ECB increases lending to peripheral banks with bonus charge
November 12, 2019965 views0 comments
Banks in Italy and other peripheral euro zone countries are grabbing tens of billions of euros in idle cash from their rivals in Germany and the Netherlands to benefit from a European Central Bank bonus rate, ECB data showed on Tuesday.
The data, published in a presentation by ECB board member Benoit Coeure, pointed to some revival in lending between banks in different euro zone countries, which had languished for almost a decade, since the ECB introduced a so-called tiered rate on deposits on Oct 30.
This exempts lenders from an ECB penalty charge on a portion on their excess reserves, giving them an incentive to trade that cash with others so to use up all the allowance on offer and maximise the benefit.
“On the first day of operation of the two-tier system, we observed a considerable redistribution of excess liquidity, often away from liquidity-flush countries such as Belgium, Germany and the Netherlands and toward countries with unused allowances, such as Italy,” Coeure said in a speech.

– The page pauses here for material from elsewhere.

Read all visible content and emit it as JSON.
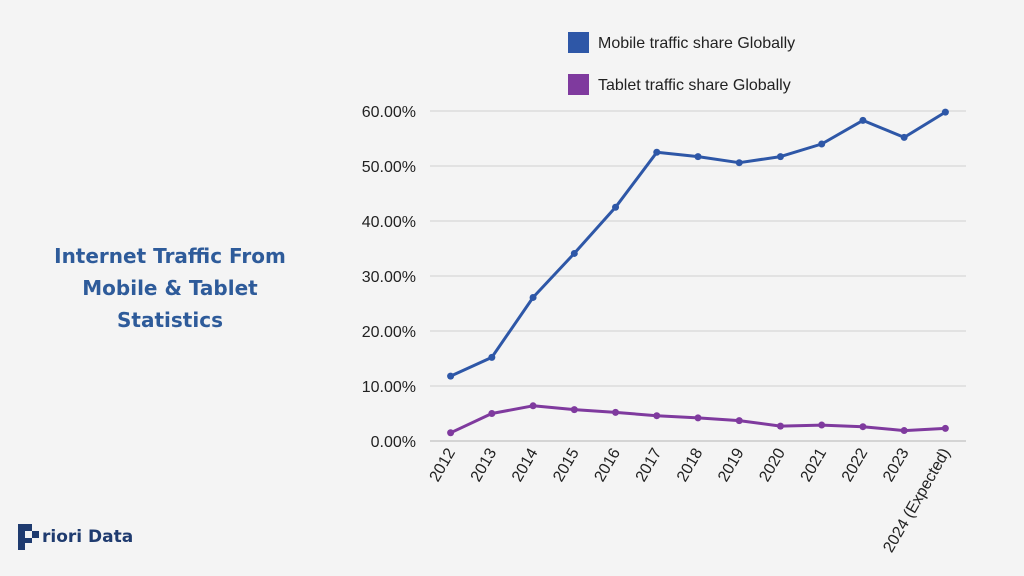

Italian banks saw their excess liquidity jump by some 50 billion euros on the day the tiered rate was introduced. German, Dutch and Belgian banks all saw their own levels go down.
The ECB estimates that about a third of the more than 1 trillion euros worth of excess liquidly needs to be traded across banks so lenders enjoy the full benefit of the scheme, and around 30 billion euros would need to be traded across borders, Coeure said.
He added that the largest increase in volumes was to be seen in repurchase agreements, where cash is swapped for collateral such as government bonds, while unsecured lending remained muted.
While Italian banks were already making full use of the opportunity, their peers in smaller countries and even in Germany were struggling, Coeure said, suggesting cash remained unevenly distributed.
Furthermore, companies and foreign banks, which account for the bulk of money-market transactions in the euro zone, do not have access to the ECB’s deposit facility, stopping them from benefiting from the tiered rate
All this meant the ECB may have to leave the money taps open for longer to ensure rates stay low or even open up to deposits beyond euro zone banks, Coeure said.
“This calls for central banks to err on the side of caution and leave a sufficient buffer in the financial system with a view to forestalling risks of unwarranted upward pressure on short-term interest rates,” Coeure said.